Maine lawmakers on Tuesday considered a proposal to extend a ban on retail sales of marijuana until May 1 to give the state more time to craft rules about legal pot.
Lawmakers in the state are trying once again to sort out details of the voter-approved law legalizing recreational marijuana. Recreational marijuana use became legal for adults last year, but there’s no way to legally buy it because Republican Gov. Paul LePage vetoed a bill created by a bipartisan task force.

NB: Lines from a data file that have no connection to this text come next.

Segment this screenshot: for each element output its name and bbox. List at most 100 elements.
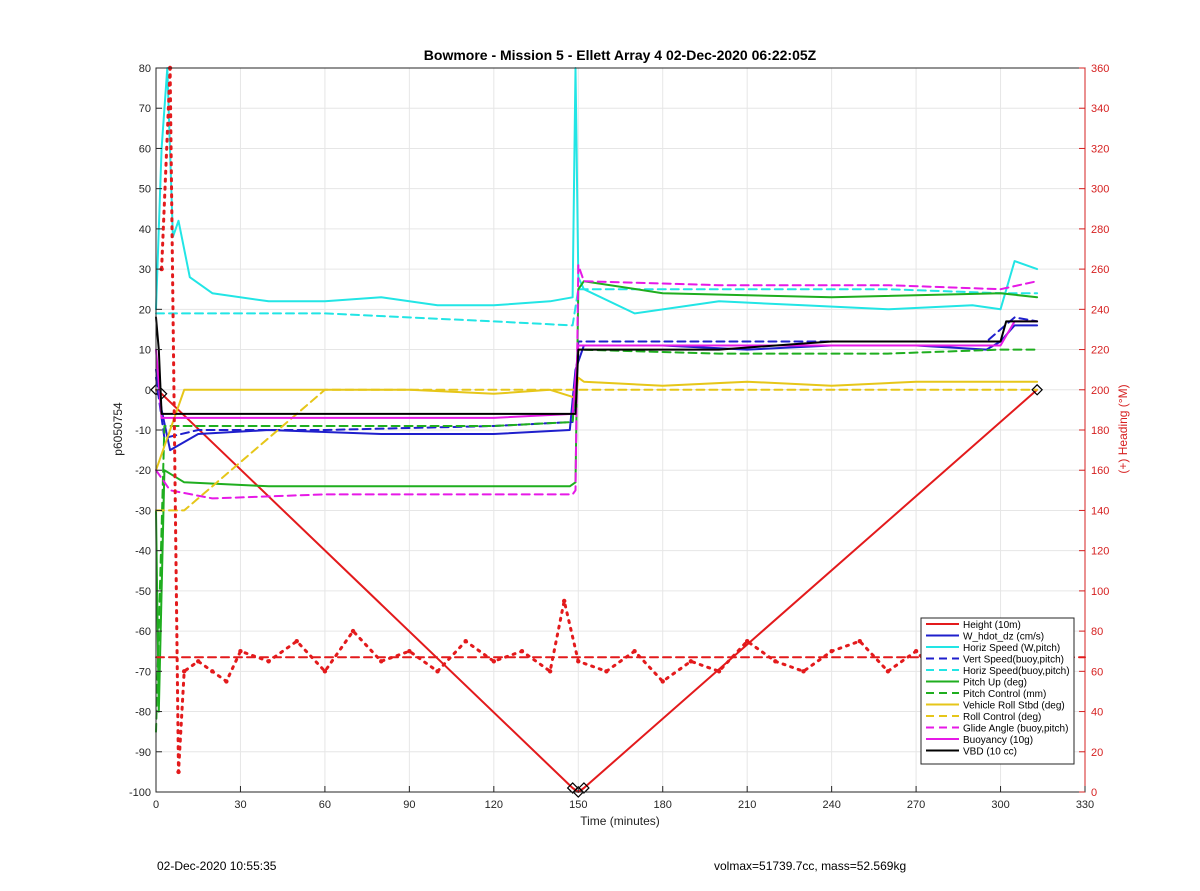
y-tick-label: -80	[135, 707, 151, 719]
x-tick-label: 270	[907, 799, 925, 811]
series-line	[155, 67, 1039, 315]
series-marker	[491, 659, 497, 664]
series-line	[155, 376, 1039, 472]
y-tick-label: -90	[135, 747, 151, 759]
right-y-tick-label: 180	[1091, 425, 1109, 437]
footer-timestamp: 02-Dec-2020 10:55:35	[157, 859, 277, 873]
y-tick-label: -100	[129, 787, 151, 799]
y-tick-label: -50	[135, 586, 151, 598]
series-line	[155, 264, 1039, 500]
x-tick-label: 330	[1076, 799, 1094, 811]
right-y-tick-label: 100	[1091, 586, 1109, 598]
footer-vehicle-info: volmax=51739.7cc, mass=52.569kg	[714, 859, 907, 873]
series-marker	[801, 669, 806, 674]
series-marker	[238, 649, 243, 654]
series-line	[155, 324, 1039, 452]
legend-label: W_hdot_dz (cm/s)	[963, 632, 1044, 643]
series-marker	[773, 659, 778, 664]
legend-label: Pitch Control (mm)	[963, 689, 1046, 700]
series-line	[155, 288, 1039, 327]
y-tick-label: 80	[139, 63, 151, 75]
y-tick-label: 10	[139, 345, 151, 357]
right-y-tick-label: 240	[1091, 304, 1109, 316]
series-marker	[561, 598, 567, 604]
right-y-tick-label: 40	[1091, 707, 1103, 719]
y-tick-label: 20	[139, 304, 151, 316]
series-marker	[547, 669, 553, 674]
x-tick-label: 30	[234, 799, 246, 811]
series-marker	[181, 669, 187, 674]
series-marker	[435, 669, 440, 674]
series-marker	[379, 659, 384, 664]
x-tick-label: 210	[738, 799, 756, 811]
series-marker	[407, 649, 412, 654]
y-tick-label: 50	[139, 184, 151, 196]
right-y-tick-label: 260	[1091, 264, 1109, 276]
y-tick-label: 60	[139, 143, 151, 155]
y-tick-label: 0	[145, 385, 151, 397]
x-tick-label: 180	[654, 799, 672, 811]
series-marker	[322, 669, 328, 674]
chart-title: Bowmore - Mission 5 - Ellett Array 4 02-…	[424, 47, 817, 63]
y-tick-label: -30	[135, 505, 151, 517]
y-tick-label: 70	[139, 103, 151, 115]
x-tick-label: 0	[153, 799, 159, 811]
y-tick-label: 30	[139, 264, 151, 276]
legend-label: Glide Angle (buoy,pitch)	[963, 724, 1068, 735]
series-marker	[176, 769, 181, 775]
legend-label: Roll Control (deg)	[963, 712, 1041, 723]
legend-label: Horiz Speed(buoy,pitch)	[963, 666, 1070, 677]
series-line	[155, 280, 1039, 713]
series-marker	[196, 659, 201, 664]
y-tick-label: -40	[135, 546, 151, 558]
legend-label: Vehicle Roll Stbd (deg)	[963, 701, 1065, 712]
series-marker	[566, 782, 579, 794]
right-y-tick-label: 0	[1091, 787, 1097, 799]
right-y-tick-label: 200	[1091, 385, 1109, 397]
series-marker	[294, 638, 299, 644]
series-marker	[463, 638, 468, 644]
right-y-tick-label: 160	[1091, 465, 1109, 477]
y-tick-label: -20	[135, 465, 151, 477]
x-tick-label: 150	[569, 799, 587, 811]
legend-label: Height (10m)	[963, 620, 1021, 631]
right-y-tick-label: 80	[1091, 626, 1103, 638]
right-y-tick-label: 320	[1091, 143, 1109, 155]
right-y-tick-label: 20	[1091, 747, 1103, 759]
series-marker	[604, 669, 609, 674]
series-line	[155, 348, 1039, 733]
series-marker	[224, 679, 229, 684]
series-marker	[829, 649, 834, 654]
series-marker	[660, 679, 665, 684]
y-tick-label: -70	[135, 666, 151, 678]
right-y-tick-label: 120	[1091, 546, 1109, 558]
legend-label: Pitch Up (deg)	[963, 678, 1027, 689]
series-marker	[632, 649, 637, 654]
x-tick-label: 120	[485, 799, 503, 811]
y-tick-label: -60	[135, 626, 151, 638]
right-y-tick-label: 340	[1091, 103, 1109, 115]
legend-label: Horiz Speed (W,pitch)	[963, 643, 1060, 654]
chart-legend: Height (10m)W_hdot_dz (cm/s)Horiz Speed …	[920, 617, 1075, 765]
right-y-tick-label: 280	[1091, 224, 1109, 236]
series-marker	[578, 782, 590, 794]
y-tick-label: 40	[139, 224, 151, 236]
series-line	[155, 316, 1039, 415]
right-y-tick-label: 140	[1091, 505, 1109, 517]
series-line	[155, 316, 1039, 439]
series-marker	[744, 638, 750, 644]
x-tick-label: 240	[822, 799, 840, 811]
legend-label: Buoyancy (10g)	[963, 735, 1033, 746]
series-marker	[885, 669, 891, 674]
y-tick-label: -10	[135, 425, 151, 437]
series-marker	[576, 659, 581, 664]
right-y-tick-label: 360	[1091, 63, 1109, 75]
series-line	[160, 66, 1039, 774]
x-tick-label: 300	[991, 799, 1009, 811]
legend-label: VBD (10 cc)	[963, 747, 1017, 758]
y-axis-label: p6050754	[111, 402, 125, 456]
series-marker	[913, 649, 919, 654]
right-y-tick-label: 300	[1091, 184, 1109, 196]
right-y-tick-label: 220	[1091, 345, 1109, 357]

The sale of recreational marijuana is technically set to become legal Feb. 1, even though there’s no way to obtain the needed license. Sen. Roger Katz, R-Augusta, proposed extending the moratorium, the Portland Press Herald reported .
Katz is the chair of the state’s Marijuana Legalization Implementation Committee. His proposal would allow the committee more time to work on a new bill that will have a better chance of passing than the one LePage vetoed. An attempt by the Legislature to override the veto did not pass.
Lawmakers held a public hearing on the attempt to revise the bill on Tuesday. Several medical marijuana caregivers who testified at the hearing said lawmakers should keep recreational use and medical marijuana programs separate. Medical marijuana already is legal in Maine.
LePage has cited numerous reasons he opposes legalized recreational marijuana, one of which is the fact that it would put the state out of compliance with federal law.
Maine lawmakers are trying to craft laws about legal pot sales following Attorney General Jeff Sessions’ announcement that he will allow federal prosecutors to decide what to do when state rules conflict with federal ones.
Halsey Frank, the U.S. attorney for Maine, said Tuesday his office will “proceed on a case-by-case basis.” Frank, who has spoken out against legal marijuana in the past, also said he does not “have the authority to categorically declare that my office will not prosecute a class of crime or persons.”